Central North Island’s first dedicated rescue helicopter training centre officially opens in Taupō

Search & Rescue Services has officially opened its new Miro Street Centre of Excellence in Taupō – a purpose-built training facility and operational headquarters that represents a major milestone in the delivery of New Zealand’s emergency air ambulance helicopter service.
The facility, blessed this morning by Mana Whenua Ngāti Tūwharetoa, will serve as the training hub for the crews who operate a fleet of rescue helicopters, including several of the Government’s recently funded fleet of new Airbus H145 aircraft – the centrepiece of a $128 million rotary wing air ambulance investment jointly funded by Health New Zealand | Te Whatu Ora and ACC.
Search & Rescue Services is the emergency air ambulance service provider for central New Zealand, operating from eight bases across the North Island with more than 150 pilots, critical care paramedics, air crew officers, and support staff on call 24 hours a day, seven days a week.
Owned by five regional community charitable Trusts, Search & Rescue Services is sustained through the generous support of sponsors and donors alongside significant Government investment.
“Every day, our crews are asked to make difficult decisions in difficult places – on a mountain face, above the deck of a vessel, on the side of a road, or while transporting critically unwell patients between hospitals. This facility gives our people a safe place to train for those unsafe environments, so they can be the best lifeline they can be for the people who need them most,” says Paul Baxter, Chief Executive of Search & Rescue Services.
“This facility is central to how we prepare, train, and equip the specialist crews who operate this essential lifesaving service, and where the Government’s significant investment in emergency health infrastructure comes to life.”
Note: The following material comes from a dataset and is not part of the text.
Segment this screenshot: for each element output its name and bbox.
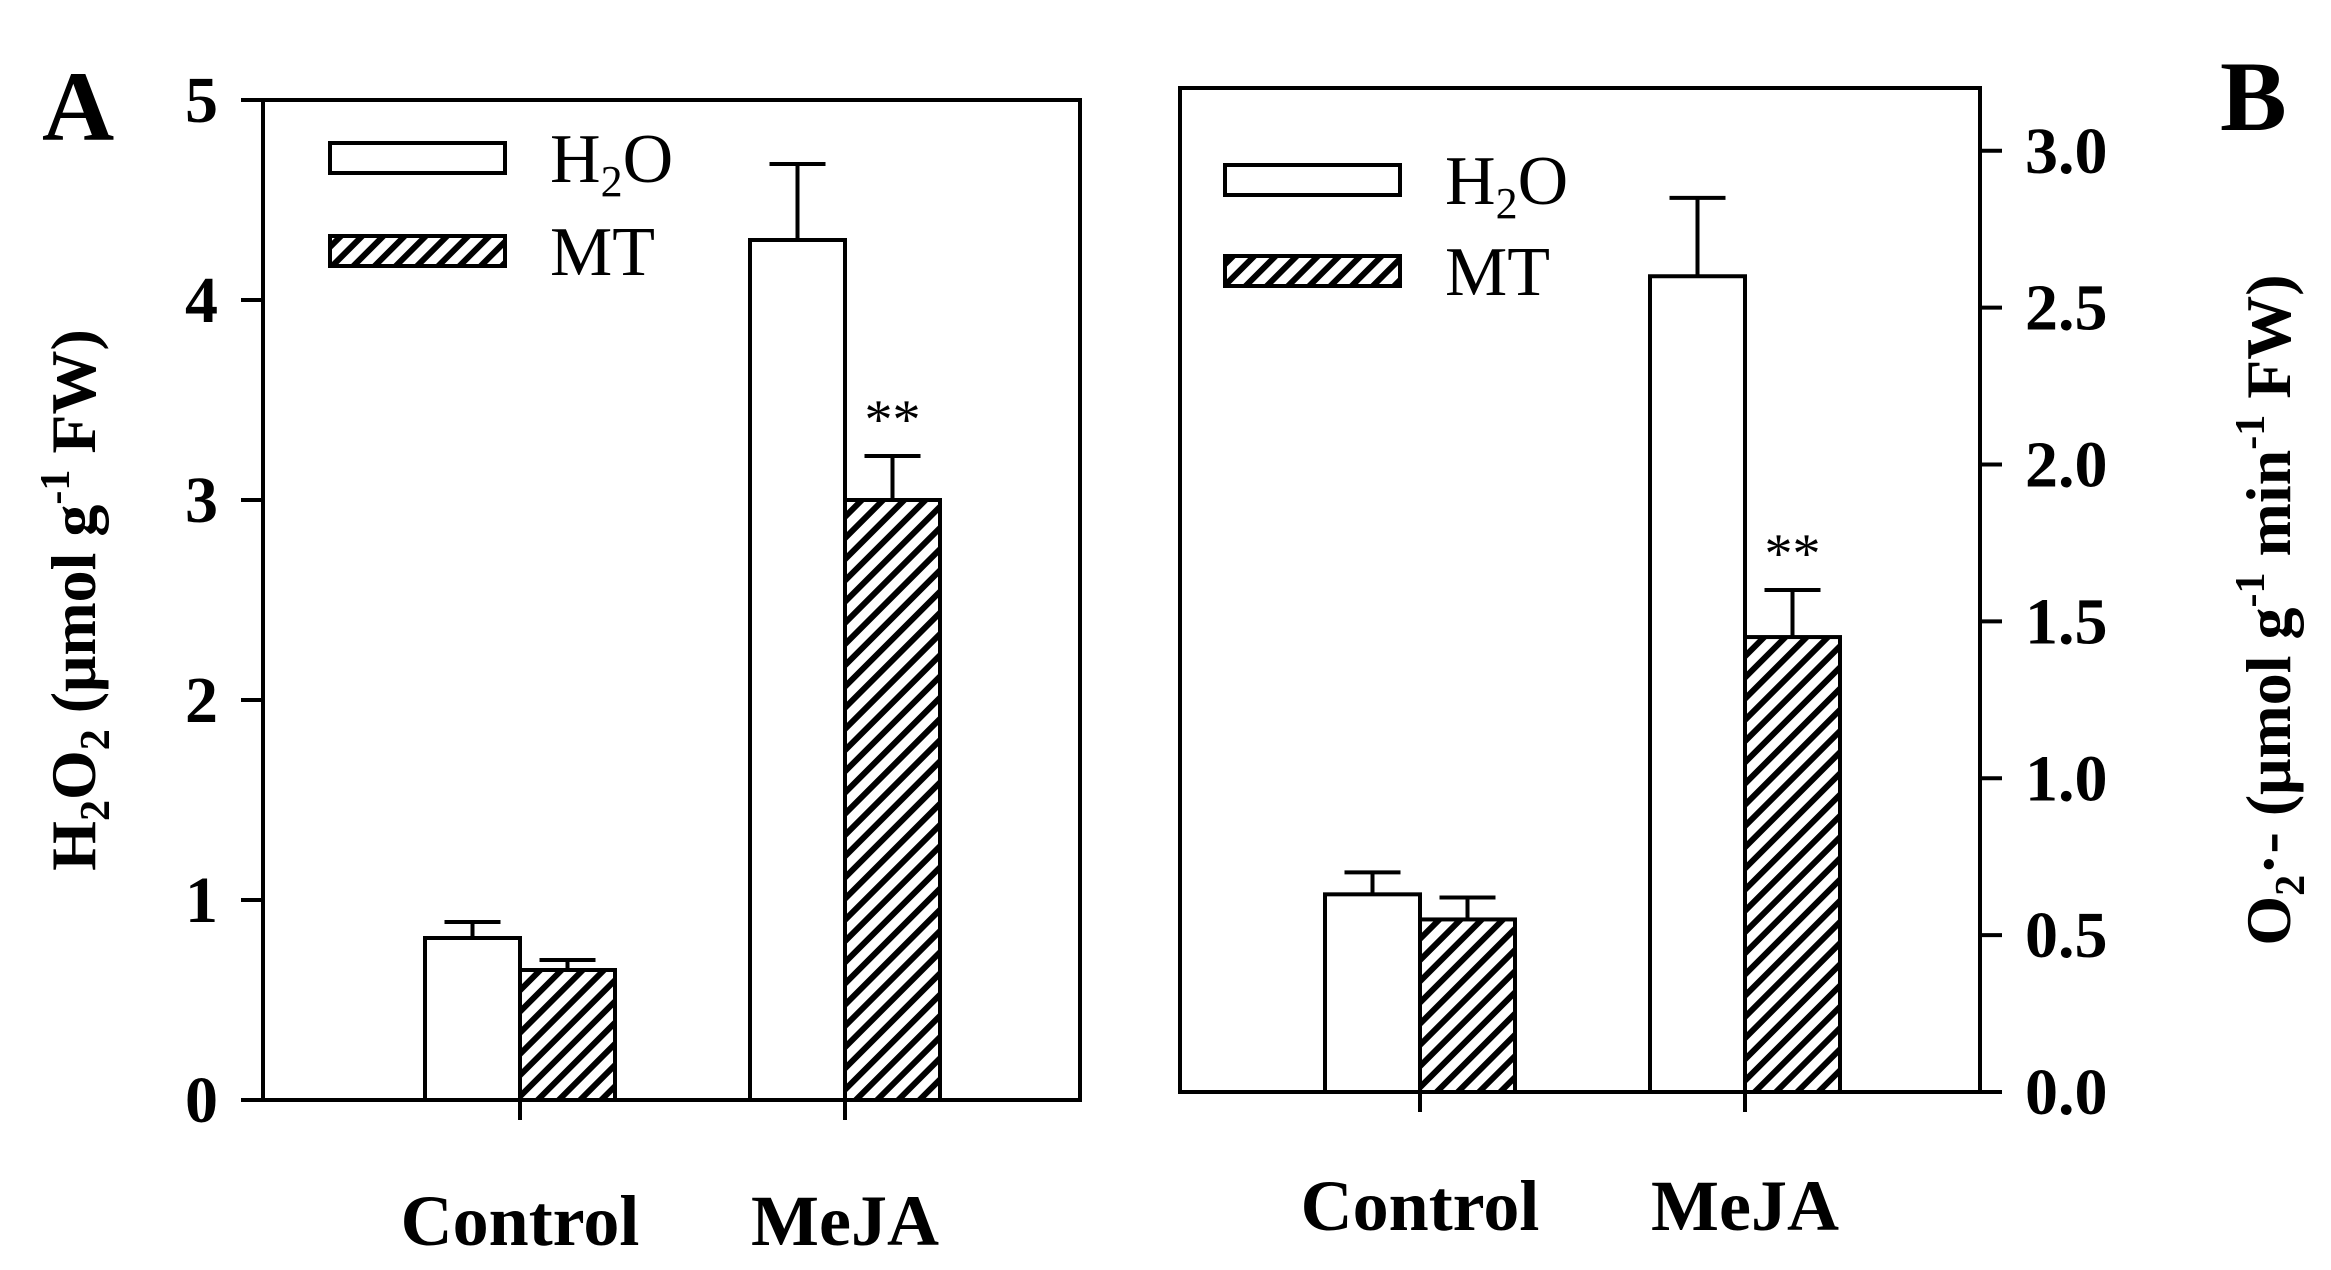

An additional $14.7 million was invested in the year to July 2025 – $8.2 million from Health New Zealand and $6.5 million from ACC – to enable the replacement of ageing helicopters with modern Airbus H145 aircraft now entering service across the country.
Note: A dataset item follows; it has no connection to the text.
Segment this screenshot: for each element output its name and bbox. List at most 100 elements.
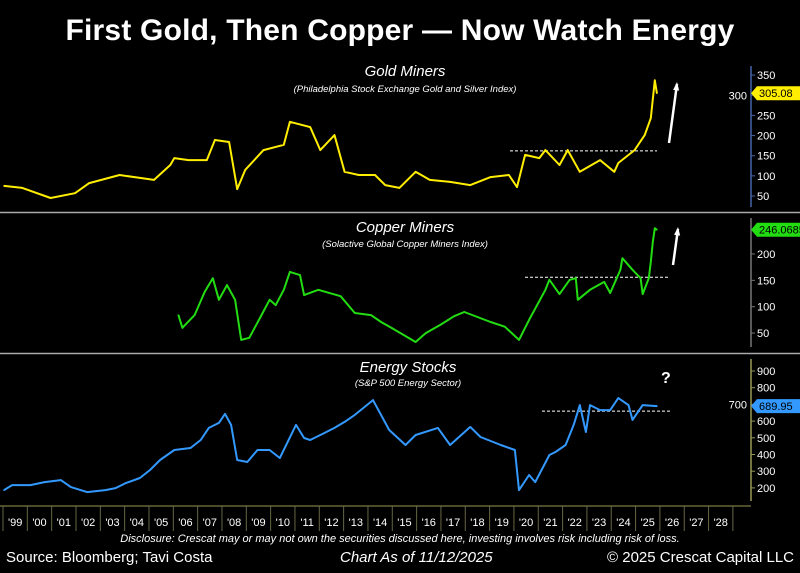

The new five-blade H145 D3 helicopters offer improved safety, greater reliability, enhanced bad-weather capability through Instrument Flight Rules (IFR) technology, reduced maintenance costs, and better operational performance. With demand for air ambulance services increasing by 22 per cent in five years, the fleet upgrade and new training facility together represent the most significant capability uplift in the sector’s history.
“This facility is central to how we prepare, train, and equip the crews who operate the Government-funded fleet,” said Paul Baxter, Chief Executive of Search & Rescue Services.
At the heart of the facility is an Entrol H145 flight simulator – a specialist helicopter training device manufactured in Spain and certified by the New Zealand Civil Aviation Authority. The simulator includes augmented and mixed reality hoist training capability, allowing pilots, air crew officers, and paramedics to train together as a whole crew in realistic, scenario-based exercises.
The simulator’s photorealistic scenarios are designed to replicate the actual terrain and environments the crews cover, from Ngāuruhoe to the Auckland Hospital helipad, meaning that training directly transfers to real-world operations. It enables crews to safely experience scenarios that cannot be safely or consistently replicated in the actual aircraft, and to repeat, review, debrief, and improve.
The facility also houses a state-of-the-art, high-fidelity Laerdal clinical simulator, supported by technology that enables simulation sessions to be managed, recorded, assessed, and delivered remotely across the organisation’s eight-base network. A dedicated lecture room, briefing and debriefing spaces, and provision for a future practical rescue skills area with a full-size helicopter training mock-up complete the facility.
“We call this our Centre of Excellence not because excellence is a label we give ourselves, but because excellence is something we have to practise,” Baxter said. “It is something we have to build, test, challenge, and improve every day. This is the place where our technical knowledge has a home, and where that knowledge can be shared, developed, and advanced over time.”
Today’s event included a blessing ceremony led by Ngāti Tūwharetoa before guests toured the flight simulator, witnessed a demonstration of the clinical simulation and webcast capability, and viewed one of the Airbus H145 helicopters on display.